I was trying to get some data from published RNA-Sequencing data, but to my surprise, the data analyses often seemed awfully incorrect to me. I would take the following paper published in Cell Stem Cell for example:
- Sun D, Luo M, Jeong M, Rodriguez B et al. Epigenomic profiling of young and aged HSCs reveals concerted changes during aging that reinforce self-renewal. Cell Stem Cell 2014 May 1;14(5):673-88. PMID: 24792119
The associated RNA-Seq data can be found here.
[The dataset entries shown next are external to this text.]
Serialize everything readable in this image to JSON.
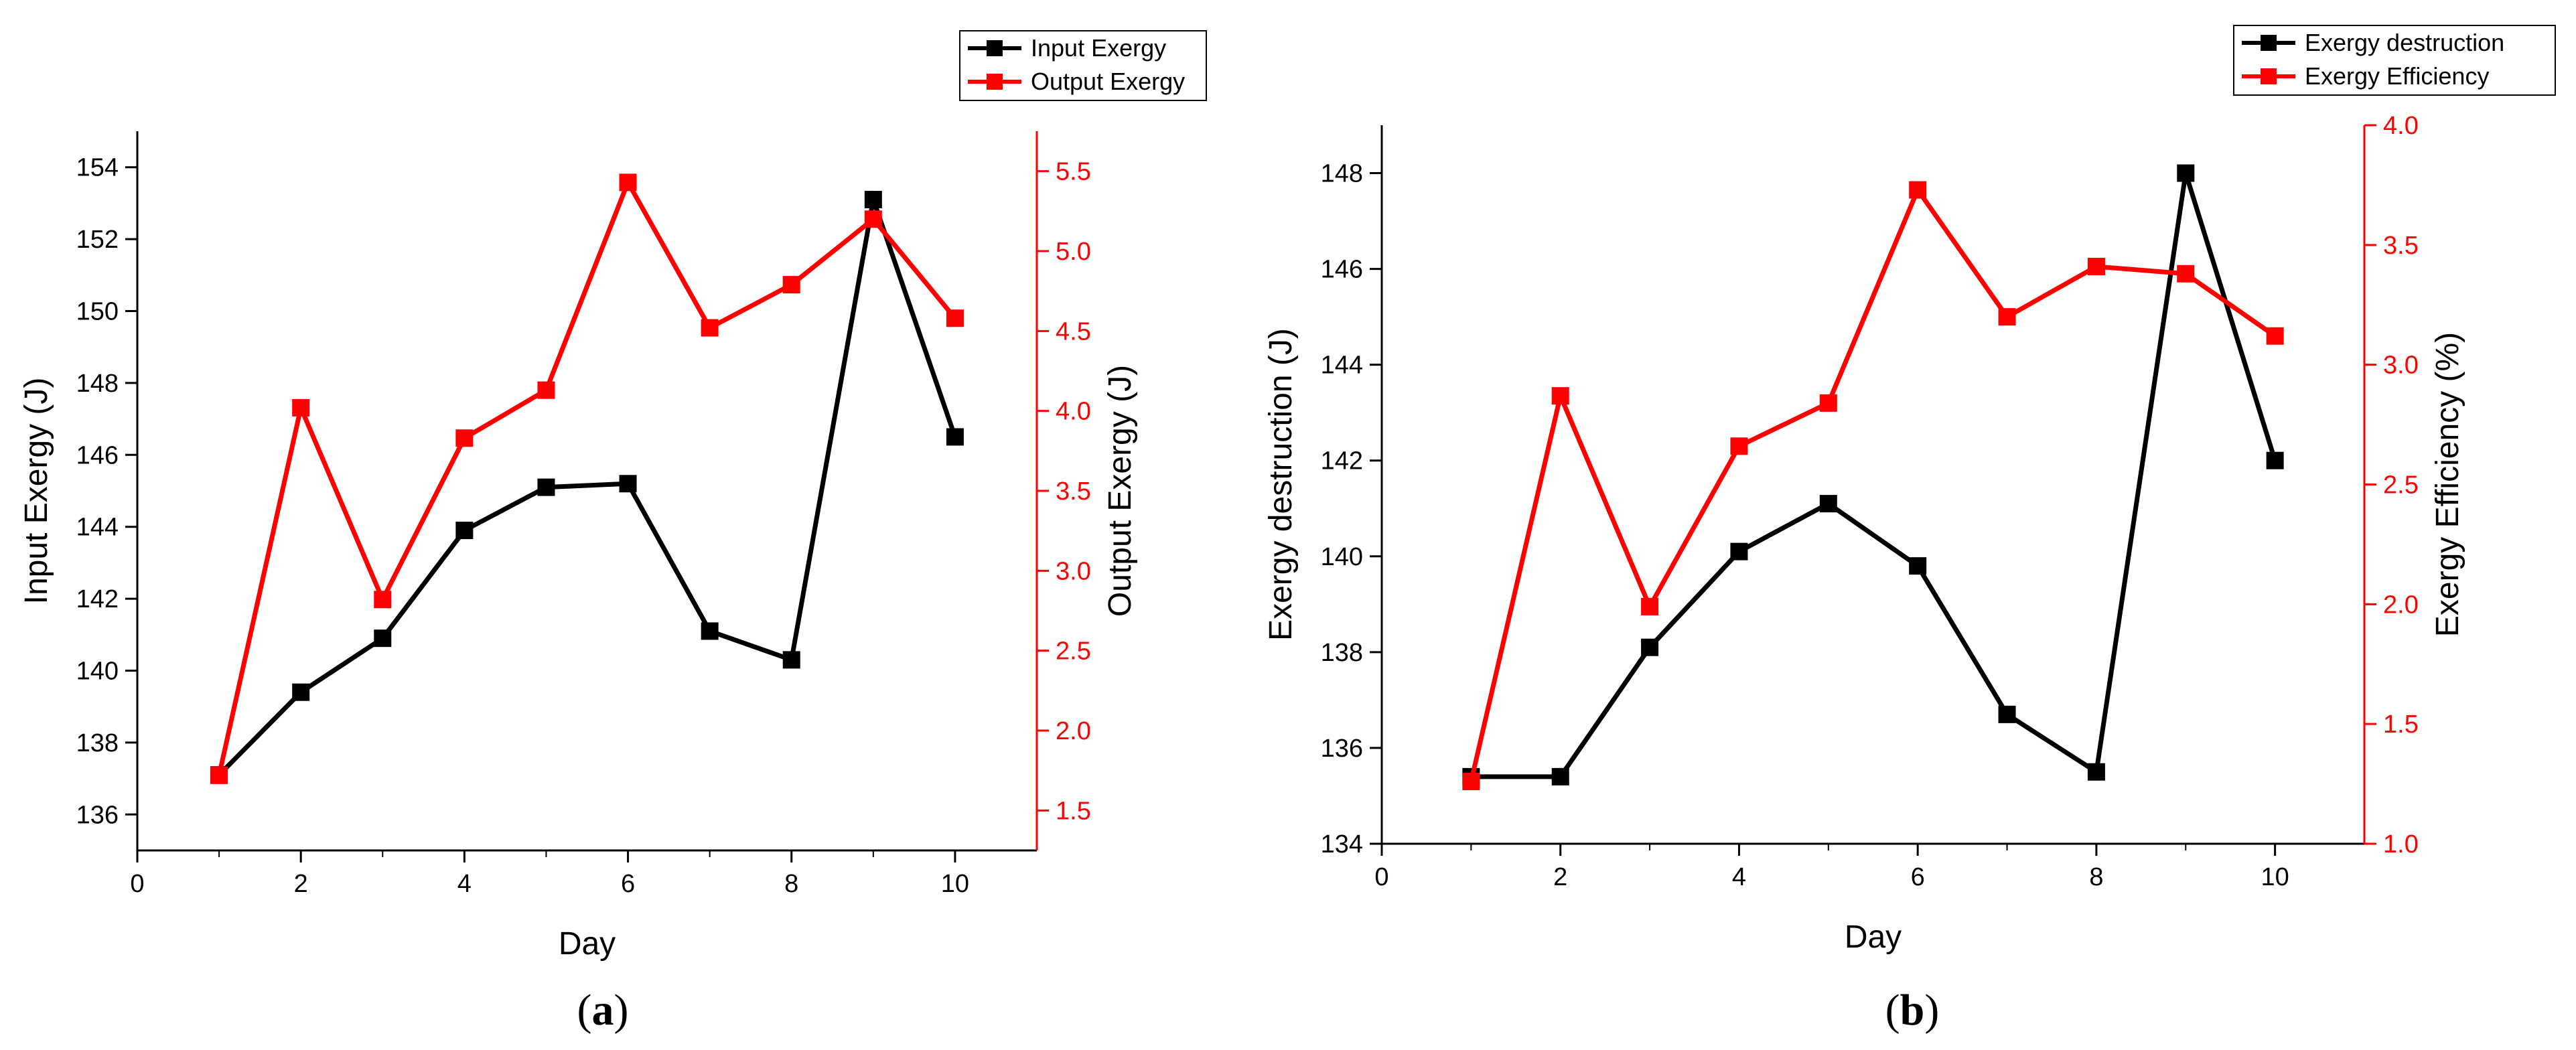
{
  "colors": {
    "primary": "#000000",
    "secondary": "#ff0000"
  },
  "chart_data": [
    {
      "type": "line",
      "panel_label": "a",
      "xlabel": "Day",
      "ylabel_left": "Input Exergy (J)",
      "ylabel_right": "Output Exergy (J)",
      "xlim": [
        0,
        11
      ],
      "ylim_left": [
        135,
        155
      ],
      "ylim_right": [
        1.25,
        5.75
      ],
      "xticks": [
        0,
        2,
        4,
        6,
        8,
        10
      ],
      "yticks_left": [
        136,
        138,
        140,
        142,
        144,
        146,
        148,
        150,
        152,
        154
      ],
      "yticks_right": [
        1.5,
        2.0,
        2.5,
        3.0,
        3.5,
        4.0,
        4.5,
        5.0,
        5.5
      ],
      "x": [
        1,
        2,
        3,
        4,
        5,
        6,
        7,
        8,
        9,
        10
      ],
      "series": [
        {
          "name": "Input Exergy",
          "axis": "left",
          "color": "#000000",
          "values": [
            137.1,
            139.4,
            140.9,
            143.9,
            145.1,
            145.2,
            141.1,
            140.3,
            153.1,
            146.5
          ]
        },
        {
          "name": "Output Exergy",
          "axis": "right",
          "color": "#ff0000",
          "values": [
            1.72,
            4.02,
            2.82,
            3.83,
            4.13,
            5.43,
            4.52,
            4.79,
            5.2,
            4.58
          ]
        }
      ]
    },
    {
      "type": "line",
      "panel_label": "b",
      "xlabel": "Day",
      "ylabel_left": "Exergy destruction (J)",
      "ylabel_right": "Exergy Efficiency (%)",
      "xlim": [
        0,
        11
      ],
      "ylim_left": [
        134,
        149
      ],
      "ylim_right": [
        1.0,
        4.0
      ],
      "xticks": [
        0,
        2,
        4,
        6,
        8,
        10
      ],
      "yticks_left": [
        134,
        136,
        138,
        140,
        142,
        144,
        146,
        148
      ],
      "yticks_right": [
        1.0,
        1.5,
        2.0,
        2.5,
        3.0,
        3.5,
        4.0
      ],
      "x": [
        1,
        2,
        3,
        4,
        5,
        6,
        7,
        8,
        9,
        10
      ],
      "series": [
        {
          "name": "Exergy destruction",
          "axis": "left",
          "color": "#000000",
          "values": [
            135.4,
            135.4,
            138.1,
            140.1,
            141.1,
            139.8,
            136.7,
            135.5,
            148.0,
            142.0
          ]
        },
        {
          "name": "Exergy Efficiency",
          "axis": "right",
          "color": "#ff0000",
          "values": [
            1.26,
            2.87,
            1.99,
            2.66,
            2.84,
            3.73,
            3.2,
            3.41,
            3.38,
            3.12
          ]
        }
      ]
    }
  ]
}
They sequenced HSCs from two 4-month old mice and two 24-month old mice (each mouse done in technical duplicates), and tried to identify differentially expressed genes (DEGs). For starters, technical replicates are not independent replicates and thus they only had 2 replicates for each age group. To my experience, such low number of replicates could hardly generate any significant results, especially after controlling for the huge number of genes analyzed (i.e., get adjusted p-values or FDR).
However, they did claim that they identified many DEGs. So, I looked into their data. Take one gene for example, they claim a very low FDR of 1.83E-09, but even if I counted their technical replicates as true replicates, I still could only get a p-value of 0.004 or 0.0002 by t-test, depending on whether I normalize each data to the mean of all genes. I believe FDR should not be smaller than p-values.
|geneSymbol||m04_hsc_l1.fpkm||m04_hsc_l2.fpkm||m04_hsc_l3.fpkm||m04_hsc_l4.fpkm||m24_hsc_l1.fpkm||m24_hsc_l2.fpkm||m24_hsc_l3.fpkm||m24_hsc_l4.fpkm||log2FC||FDR||ttest pvalues1||ttest pvalues2|
I am not sure how they get their results, but they claim to have used DESeq for data analyses in their method description. I am not familiar with DESeq. Can someone familiar with it help to double-check their results and explain to me how they could get such significant results? Why do we get conflicting results?
I also saw some unlikely significant results (p values < 1e-20) for many genes in an shRNA library used in just triplicates after a collaborator of our lab analyzing the data by DESeq. So, I am wondering if it is true that DESeq has become a black-box tool that could easily trick people who do not understand exactly what is going on inside?